The York County Heritage Trust is offering a crash course on genealogy research in January for Yorkers who make it a resolution to trace their family history in the new year.
The trust hosts monthly "Lunch with the Librarians" programs, and January's theme is "who do you think you are?" - mimicked after the popular television show that traces the family histories of celebrities.
The free program, held at 1 p.m.
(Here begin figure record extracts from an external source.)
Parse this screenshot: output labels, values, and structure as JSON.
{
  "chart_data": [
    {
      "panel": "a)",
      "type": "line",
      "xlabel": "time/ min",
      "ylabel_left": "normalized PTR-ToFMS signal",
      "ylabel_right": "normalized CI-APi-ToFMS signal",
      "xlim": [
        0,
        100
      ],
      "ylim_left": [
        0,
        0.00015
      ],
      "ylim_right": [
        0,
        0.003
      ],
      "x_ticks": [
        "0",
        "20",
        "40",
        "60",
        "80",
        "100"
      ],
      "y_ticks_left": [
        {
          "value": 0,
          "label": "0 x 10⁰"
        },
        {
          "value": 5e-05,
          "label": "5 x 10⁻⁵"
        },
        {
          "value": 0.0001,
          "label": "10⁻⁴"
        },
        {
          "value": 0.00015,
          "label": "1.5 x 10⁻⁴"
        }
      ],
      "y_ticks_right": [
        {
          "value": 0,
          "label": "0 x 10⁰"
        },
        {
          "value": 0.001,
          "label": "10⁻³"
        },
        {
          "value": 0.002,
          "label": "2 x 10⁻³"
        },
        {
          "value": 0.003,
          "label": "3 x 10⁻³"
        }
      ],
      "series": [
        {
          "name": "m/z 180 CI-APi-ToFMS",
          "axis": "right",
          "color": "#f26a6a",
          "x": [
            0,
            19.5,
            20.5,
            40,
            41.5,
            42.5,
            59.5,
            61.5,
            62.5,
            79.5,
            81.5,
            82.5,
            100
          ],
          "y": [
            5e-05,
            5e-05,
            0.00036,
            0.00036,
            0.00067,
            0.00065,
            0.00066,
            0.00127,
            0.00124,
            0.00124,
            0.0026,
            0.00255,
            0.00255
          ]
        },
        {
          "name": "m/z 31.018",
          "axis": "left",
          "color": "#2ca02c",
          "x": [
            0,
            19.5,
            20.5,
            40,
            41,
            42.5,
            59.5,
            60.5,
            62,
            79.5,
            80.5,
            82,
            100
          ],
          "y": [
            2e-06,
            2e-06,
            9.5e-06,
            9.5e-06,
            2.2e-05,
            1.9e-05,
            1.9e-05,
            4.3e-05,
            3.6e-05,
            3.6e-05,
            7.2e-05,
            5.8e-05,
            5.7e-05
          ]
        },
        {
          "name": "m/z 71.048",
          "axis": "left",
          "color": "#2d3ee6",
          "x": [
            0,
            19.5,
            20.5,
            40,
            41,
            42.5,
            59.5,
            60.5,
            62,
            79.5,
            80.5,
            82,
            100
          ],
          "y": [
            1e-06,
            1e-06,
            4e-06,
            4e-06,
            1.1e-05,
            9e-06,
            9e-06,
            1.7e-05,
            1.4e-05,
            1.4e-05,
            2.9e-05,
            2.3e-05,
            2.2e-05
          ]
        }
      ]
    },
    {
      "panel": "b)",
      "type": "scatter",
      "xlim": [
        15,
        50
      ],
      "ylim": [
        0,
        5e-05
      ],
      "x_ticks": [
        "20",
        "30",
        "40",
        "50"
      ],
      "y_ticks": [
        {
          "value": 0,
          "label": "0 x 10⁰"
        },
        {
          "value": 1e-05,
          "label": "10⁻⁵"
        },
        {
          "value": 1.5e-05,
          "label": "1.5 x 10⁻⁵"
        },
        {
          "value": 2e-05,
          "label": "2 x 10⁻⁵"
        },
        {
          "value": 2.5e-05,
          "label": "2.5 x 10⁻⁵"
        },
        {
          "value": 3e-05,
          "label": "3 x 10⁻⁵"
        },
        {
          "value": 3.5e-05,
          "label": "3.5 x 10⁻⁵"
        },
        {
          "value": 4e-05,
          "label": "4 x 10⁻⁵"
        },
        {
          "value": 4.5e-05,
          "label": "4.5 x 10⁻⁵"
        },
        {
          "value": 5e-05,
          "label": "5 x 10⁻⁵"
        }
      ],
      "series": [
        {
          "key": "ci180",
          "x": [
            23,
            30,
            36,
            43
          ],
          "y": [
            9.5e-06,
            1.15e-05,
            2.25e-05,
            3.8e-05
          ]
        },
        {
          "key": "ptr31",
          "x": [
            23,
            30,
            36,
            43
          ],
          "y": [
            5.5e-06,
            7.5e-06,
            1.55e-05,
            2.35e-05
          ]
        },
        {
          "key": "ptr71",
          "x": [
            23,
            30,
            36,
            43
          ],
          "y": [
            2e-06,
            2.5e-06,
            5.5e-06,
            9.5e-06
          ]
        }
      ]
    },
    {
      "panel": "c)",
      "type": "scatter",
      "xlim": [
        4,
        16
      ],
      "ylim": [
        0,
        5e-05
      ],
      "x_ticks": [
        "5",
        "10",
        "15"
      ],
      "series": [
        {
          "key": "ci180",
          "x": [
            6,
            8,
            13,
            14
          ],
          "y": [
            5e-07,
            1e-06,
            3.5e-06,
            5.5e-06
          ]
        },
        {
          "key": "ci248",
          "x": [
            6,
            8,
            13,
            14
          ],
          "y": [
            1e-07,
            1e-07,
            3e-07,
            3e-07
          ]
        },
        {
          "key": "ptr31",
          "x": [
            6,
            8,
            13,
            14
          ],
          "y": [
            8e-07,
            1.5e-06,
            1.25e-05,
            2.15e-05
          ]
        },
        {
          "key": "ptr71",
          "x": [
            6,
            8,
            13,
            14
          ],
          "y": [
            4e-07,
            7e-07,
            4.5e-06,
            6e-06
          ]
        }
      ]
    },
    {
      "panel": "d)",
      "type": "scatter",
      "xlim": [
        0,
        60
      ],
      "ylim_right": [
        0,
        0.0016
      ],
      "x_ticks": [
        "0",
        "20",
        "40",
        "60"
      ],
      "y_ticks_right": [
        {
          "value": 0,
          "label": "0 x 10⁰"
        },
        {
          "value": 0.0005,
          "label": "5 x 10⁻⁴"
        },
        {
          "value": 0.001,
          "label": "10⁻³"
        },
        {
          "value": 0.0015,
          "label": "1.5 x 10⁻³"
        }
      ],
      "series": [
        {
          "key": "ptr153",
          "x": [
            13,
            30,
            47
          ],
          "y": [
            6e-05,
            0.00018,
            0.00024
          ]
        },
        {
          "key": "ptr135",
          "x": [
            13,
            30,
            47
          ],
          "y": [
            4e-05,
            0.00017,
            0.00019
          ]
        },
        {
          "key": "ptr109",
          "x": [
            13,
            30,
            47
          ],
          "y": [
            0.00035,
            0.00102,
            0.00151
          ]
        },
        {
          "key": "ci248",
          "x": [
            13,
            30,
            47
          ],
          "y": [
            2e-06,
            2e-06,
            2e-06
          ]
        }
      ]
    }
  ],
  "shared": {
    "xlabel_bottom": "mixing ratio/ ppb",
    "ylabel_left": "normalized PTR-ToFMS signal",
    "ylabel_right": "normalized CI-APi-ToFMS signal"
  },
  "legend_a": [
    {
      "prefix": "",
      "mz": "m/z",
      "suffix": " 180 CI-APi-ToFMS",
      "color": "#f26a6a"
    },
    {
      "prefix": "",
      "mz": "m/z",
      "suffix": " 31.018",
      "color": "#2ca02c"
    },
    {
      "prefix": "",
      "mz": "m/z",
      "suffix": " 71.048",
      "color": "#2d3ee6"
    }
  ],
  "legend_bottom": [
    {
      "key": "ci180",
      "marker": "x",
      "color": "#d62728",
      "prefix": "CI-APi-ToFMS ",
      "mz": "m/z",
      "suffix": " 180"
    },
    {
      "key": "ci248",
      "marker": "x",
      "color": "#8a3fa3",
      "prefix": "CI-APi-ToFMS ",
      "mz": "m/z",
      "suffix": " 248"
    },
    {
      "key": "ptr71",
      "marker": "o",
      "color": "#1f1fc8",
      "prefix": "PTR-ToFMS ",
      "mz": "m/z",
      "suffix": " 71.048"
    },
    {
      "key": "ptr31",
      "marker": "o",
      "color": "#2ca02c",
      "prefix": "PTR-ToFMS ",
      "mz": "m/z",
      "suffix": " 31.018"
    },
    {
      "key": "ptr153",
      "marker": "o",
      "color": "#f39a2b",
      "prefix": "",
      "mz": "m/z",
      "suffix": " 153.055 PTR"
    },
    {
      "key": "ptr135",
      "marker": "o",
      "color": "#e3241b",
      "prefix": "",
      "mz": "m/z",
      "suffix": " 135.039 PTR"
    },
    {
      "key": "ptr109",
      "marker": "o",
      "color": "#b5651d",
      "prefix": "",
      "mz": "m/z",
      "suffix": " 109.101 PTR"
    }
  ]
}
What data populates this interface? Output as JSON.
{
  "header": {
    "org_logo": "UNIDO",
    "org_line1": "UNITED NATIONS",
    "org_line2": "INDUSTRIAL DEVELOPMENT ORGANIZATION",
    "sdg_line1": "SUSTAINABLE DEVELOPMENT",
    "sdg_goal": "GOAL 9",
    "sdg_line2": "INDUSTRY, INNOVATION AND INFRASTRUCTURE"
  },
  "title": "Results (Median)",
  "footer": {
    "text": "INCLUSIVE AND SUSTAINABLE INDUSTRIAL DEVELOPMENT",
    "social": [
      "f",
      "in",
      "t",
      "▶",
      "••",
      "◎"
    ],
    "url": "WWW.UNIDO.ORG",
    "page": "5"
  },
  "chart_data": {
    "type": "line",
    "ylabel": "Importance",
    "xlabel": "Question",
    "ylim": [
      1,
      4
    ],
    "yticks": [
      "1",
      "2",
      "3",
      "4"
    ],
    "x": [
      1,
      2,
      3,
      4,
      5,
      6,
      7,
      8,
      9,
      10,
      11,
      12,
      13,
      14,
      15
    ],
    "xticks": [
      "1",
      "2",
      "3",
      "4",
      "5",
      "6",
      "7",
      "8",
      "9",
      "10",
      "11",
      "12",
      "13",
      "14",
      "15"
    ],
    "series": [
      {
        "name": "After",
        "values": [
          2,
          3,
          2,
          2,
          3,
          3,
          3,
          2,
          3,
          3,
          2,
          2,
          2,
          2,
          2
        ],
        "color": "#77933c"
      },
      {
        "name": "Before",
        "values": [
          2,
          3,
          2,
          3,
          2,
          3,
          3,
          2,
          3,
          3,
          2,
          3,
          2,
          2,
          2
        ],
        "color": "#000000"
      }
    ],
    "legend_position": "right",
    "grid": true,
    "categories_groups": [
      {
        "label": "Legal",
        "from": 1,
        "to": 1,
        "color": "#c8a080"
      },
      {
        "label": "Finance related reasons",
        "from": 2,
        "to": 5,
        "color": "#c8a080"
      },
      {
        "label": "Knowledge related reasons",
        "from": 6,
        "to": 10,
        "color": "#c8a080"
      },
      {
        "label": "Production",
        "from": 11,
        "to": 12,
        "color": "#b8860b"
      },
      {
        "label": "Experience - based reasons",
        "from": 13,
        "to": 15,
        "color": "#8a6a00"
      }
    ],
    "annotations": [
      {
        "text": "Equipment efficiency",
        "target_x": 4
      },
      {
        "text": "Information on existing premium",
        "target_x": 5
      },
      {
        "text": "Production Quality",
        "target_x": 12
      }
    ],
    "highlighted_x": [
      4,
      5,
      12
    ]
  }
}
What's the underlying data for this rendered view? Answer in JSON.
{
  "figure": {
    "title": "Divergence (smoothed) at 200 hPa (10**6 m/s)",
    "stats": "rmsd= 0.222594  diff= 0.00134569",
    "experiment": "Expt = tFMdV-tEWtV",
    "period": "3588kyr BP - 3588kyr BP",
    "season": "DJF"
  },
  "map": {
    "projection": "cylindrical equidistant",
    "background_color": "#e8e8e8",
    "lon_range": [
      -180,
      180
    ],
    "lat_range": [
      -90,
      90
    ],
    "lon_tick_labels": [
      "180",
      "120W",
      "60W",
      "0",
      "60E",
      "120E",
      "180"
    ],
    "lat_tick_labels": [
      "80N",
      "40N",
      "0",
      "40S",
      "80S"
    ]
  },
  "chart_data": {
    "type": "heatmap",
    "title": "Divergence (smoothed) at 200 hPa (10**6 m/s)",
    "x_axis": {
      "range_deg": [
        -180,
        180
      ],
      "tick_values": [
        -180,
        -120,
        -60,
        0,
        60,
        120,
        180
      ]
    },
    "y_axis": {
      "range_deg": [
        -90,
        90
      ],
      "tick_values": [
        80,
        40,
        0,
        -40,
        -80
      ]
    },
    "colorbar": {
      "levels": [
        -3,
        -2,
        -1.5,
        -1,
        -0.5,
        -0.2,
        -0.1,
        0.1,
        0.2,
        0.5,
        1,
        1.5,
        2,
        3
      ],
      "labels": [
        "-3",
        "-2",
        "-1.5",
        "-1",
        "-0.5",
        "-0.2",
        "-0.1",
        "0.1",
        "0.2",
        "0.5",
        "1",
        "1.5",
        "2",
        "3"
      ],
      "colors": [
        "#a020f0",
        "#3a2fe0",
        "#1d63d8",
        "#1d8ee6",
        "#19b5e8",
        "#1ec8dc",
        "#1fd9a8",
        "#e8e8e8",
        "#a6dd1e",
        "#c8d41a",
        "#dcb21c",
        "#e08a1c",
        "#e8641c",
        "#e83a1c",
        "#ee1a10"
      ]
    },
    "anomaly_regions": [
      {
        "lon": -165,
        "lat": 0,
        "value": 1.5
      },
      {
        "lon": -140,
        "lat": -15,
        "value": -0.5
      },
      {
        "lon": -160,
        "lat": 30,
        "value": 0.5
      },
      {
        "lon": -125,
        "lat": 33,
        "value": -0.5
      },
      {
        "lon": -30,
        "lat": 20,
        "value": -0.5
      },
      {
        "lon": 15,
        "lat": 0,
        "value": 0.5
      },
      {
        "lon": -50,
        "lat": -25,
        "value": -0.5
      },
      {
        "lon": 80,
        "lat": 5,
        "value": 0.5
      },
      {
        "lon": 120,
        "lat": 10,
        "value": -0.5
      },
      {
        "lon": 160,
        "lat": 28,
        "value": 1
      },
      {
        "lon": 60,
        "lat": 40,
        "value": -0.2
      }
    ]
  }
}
Friday, is an informal way for library volunteers to give tips and advice to first-time researchers, said Lila Fourhman-Shaull, director of library and archives at the trust.
Fourhman-Shaull said the monthly programs change in topic, but all of them are genealogy-related for people hoping to trace their history.
But filling in the spaces of a family tree can require more than just looking up birth records: Fourhman-Shaull said
Pennsylvania didn't keep those records until 1906. But the trust has other resources available, including centuries-old church records that date back to before York was officially a county.
Other sources: Fourhman-Shaull said other resources such as property deeds, archived tombstone inscriptions and military records can all play a part in tracing a family history.
Fourhman-Shaull said it is impossible to know how long researching a family might take because it depends on what information a person is looking for: Names and dates are one thing, but connecting with a person and learning more about their life can require some extra research.
But the director says many of the library's volunteers are genealogists by trade and heart, and are "attached at the hip" to people who come in with research they would like to begin.
"They're like trivial pursuit to the nth degree," Fourhman-Shaull said.
Fourhman-Shaull said another goal is to teach people how to keep track of their research so they can organize where they discovered information.
To participate: The director said she caps the monthly workshops at 20 people to keep a more informal atmosphere so people can feel comfortable about asking questions.
The meeting doesn't require any specific materials, but Fourhman-Shaull said attendees should come with some idea of what they would like to research.
"Come equipped with what you know," she said.
Pre-registration is required, and $10 lunches are available for purchase. But Fourhman-Shaull said attendees can also bring their own lunch or eat before coming to the event.
The program will take place at the Historical Society Museum, 250 E. Market St.